INVESTING IS THAT SIMPLE!
In these current times of financial crisis, one of the most effective ways to invest is by doing something we call “DOLLAR COST AVERAGING”. This means investing small amounts into the markets over the long term. As per Warren Buffet, when people get scared it is time to start investing.
The best markets for the future are the markets with the most potential for growth 10 years from now, but which at the same time will fluctuate the most over the next 10 years. In most cases these are the emerging markets, i.e.; China, India, Eastern Europe, Middle East, and South America. The prices in these markets are down, which therefore makes for some great buying opportunities.
As for lump sum investments, it is best to really get to understand your TIMELINES, as in point # 2. If you have a $100,000 you have to ask yourself: First, How much of this $100,000 can I just put away for the next 10, 15 years and not be concerned about the ups and downs in the world markets? Most people say 10% or so. This amount should be invested into a long term, high growth investment.
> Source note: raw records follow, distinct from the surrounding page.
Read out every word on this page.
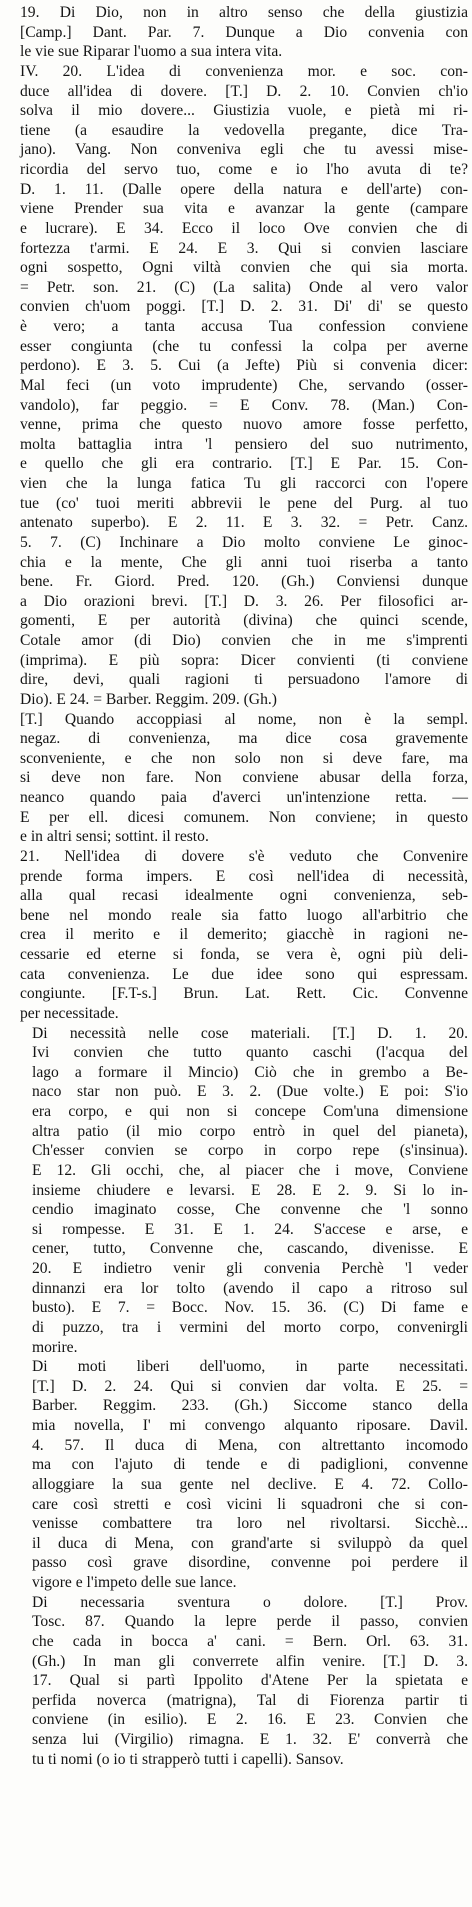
19. Di Dio, non in altro senso che della giustizia
[Camp.] Dant. Par. 7. Dunque a Dio convenia con
le vie sue Riparar l'uomo a sua intera vita.

IV. 20. L'idea di convenienza mor. e soc. con-
duce all'idea di dovere. [T.] D. 2. 10. Convien ch'io
solva il mio dovere... Giustizia vuole, e pietà mi ri-
tiene (a esaudire la vedovella pregante, dice Tra-
jano). Vang. Non conveniva egli che tu avessi mise-
ricordia del servo tuo, come e io l'ho avuta di te?
D. 1. 11. (Dalle opere della natura e dell'arte) con-
viene Prender sua vita e avanzar la gente (campare
e lucrare). E 34. Ecco il loco Ove convien che di
fortezza t'armi. E 24. E 3. Qui si convien lasciare
ogni sospetto, Ogni viltà convien che qui sia morta.
= Petr. son. 21. (C) (La salita) Onde al vero valor
convien ch'uom poggi. [T.] D. 2. 31. Di' di' se questo
è vero; a tanta accusa Tua confession conviene
esser congiunta (che tu confessi la colpa per averne
perdono). E 3. 5. Cui (a Jefte) Più si convenia dicer:
Mal feci (un voto imprudente) Che, servando (osser-
vandolo), far peggio. = E Conv. 78. (Man.) Con-
venne, prima che questo nuovo amore fosse perfetto,
molta battaglia intra 'l pensiero del suo nutrimento,
e quello che gli era contrario. [T.] E Par. 15. Con-
vien che la lunga fatica Tu gli raccorci con l'opere
tue (co' tuoi meriti abbrevii le pene del Purg. al tuo
antenato superbo). E 2. 11. E 3. 32. = Petr. Canz.
5. 7. (C) Inchinare a Dio molto conviene Le ginoc-
chia e la mente, Che gli anni tuoi riserba a tanto
bene. Fr. Giord. Pred. 120. (Gh.) Conviensi dunque
a Dio orazioni brevi. [T.] D. 3. 26. Per filosofici ar-
gomenti, E per autorità (divina) che quinci scende,
Cotale amor (di Dio) convien che in me s'imprenti
(imprima). E più sopra: Dicer convienti (ti conviene
dire, devi, quali ragioni ti persuadono l'amore di
Dio). E 24. = Barber. Reggim. 209. (Gh.)

[T.] Quando accoppiasi al nome, non è la sempl.
negaz. di convenienza, ma dice cosa gravemente
sconveniente, e che non solo non si deve fare, ma
si deve non fare. Non conviene abusar della forza,
neanco quando paia d'averci un'intenzione retta. —
E per ell. dicesi comunem. Non conviene; in questo
e in altri sensi; sottint. il resto.

21. Nell'idea di dovere s'è veduto che Convenire
prende forma impers. E così nell'idea di necessità,
alla qual recasi idealmente ogni convenienza, seb-
bene nel mondo reale sia fatto luogo all'arbitrio che
crea il merito e il demerito; giacchè in ragioni ne-
cessarie ed eterne si fonda, se vera è, ogni più deli-
cata convenienza. Le due idee sono qui espressam.
congiunte. [F.T-s.] Brun. Lat. Rett. Cic. Convenne
per necessitade.

Di necessità nelle cose materiali. [T.] D. 1. 20.
Ivi convien che tutto quanto caschi (l'acqua del
lago a formare il Mincio) Ciò che in grembo a Be-
naco star non può. E 3. 2. (Due volte.) E poi: S'io
era corpo, e qui non si concepe Com'una dimensione
altra patio (il mio corpo entrò in quel del pianeta),
Ch'esser convien se corpo in corpo repe (s'insinua).
E 12. Gli occhi, che, al piacer che i move, Conviene
insieme chiudere e levarsi. E 28. E 2. 9. Si lo in-
cendio imaginato cosse, Che convenne che 'l sonno
si rompesse. E 31. E 1. 24. S'accese e arse, e
cener, tutto, Convenne che, cascando, divenisse. E
20. E indietro venir gli convenia Perchè 'l veder
dinnanzi era lor tolto (avendo il capo a ritroso sul
busto). E 7. = Bocc. Nov. 15. 36. (C) Di fame e
di puzzo, tra i vermini del morto corpo, convenirgli
morire.

Di moti liberi dell'uomo, in parte necessitati.
[T.] D. 2. 24. Qui si convien dar volta. E 25. =
Barber. Reggim. 233. (Gh.) Siccome stanco della
mia novella, I' mi convengo alquanto riposare. Davil.
4. 57. Il duca di Mena, con altrettanto incomodo
ma con l'ajuto di tende e di padiglioni, convenne
alloggiare la sua gente nel declive. E 4. 72. Collo-
care così stretti e così vicini li squadroni che si con-
venisse combattere tra loro nel rivoltarsi. Sicchè...
il duca di Mena, con grand'arte si sviluppò da quel
passo così grave disordine, convenne poi perdere il
vigore e l'impeto delle sue lance.

Di necessaria sventura o dolore. [T.] Prov.
Tosc. 87. Quando la lepre perde il passo, convien
che cada in bocca a' cani. = Bern. Orl. 63. 31.
(Gh.) In man gli converrete alfin venire. [T.] D. 3.
17. Qual si partì Ippolito d'Atene Per la spietata e
perfida noverca (matrigna), Tal di Fiorenza partir ti
conviene (in esilio). E 2. 16. E 23. Convien che
senza lui (Virgilio) rimagna. E 1. 32. E' converrà che
tu ti nomi (o io ti strapperò tutti i capelli). Sansov.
Next, one should ask: How much do I need liquid for the next 1 to 2 years? This amount should then be invested into Bonds, Money Markets, and Cash etc. Finally, the remaining amount will be your 3 to 9 years investment amount. This amount needs to be invested in ALTERNTIVE investments that can provide positive returns in both good and bad market conditions by being NON correlated to the world bond or stock markets (like before and after the 2008- 2009 Sub prime mess)
Always ask your Financial Advisor: “What is your strategy in good (easy) as well as bad market conditions?” This can be difficult to answer. As we say this separates the salesperson from a true financial advisor. Anyone can sell while the markets are hot, but a genuine financial advisor will guide you to success when markets are not.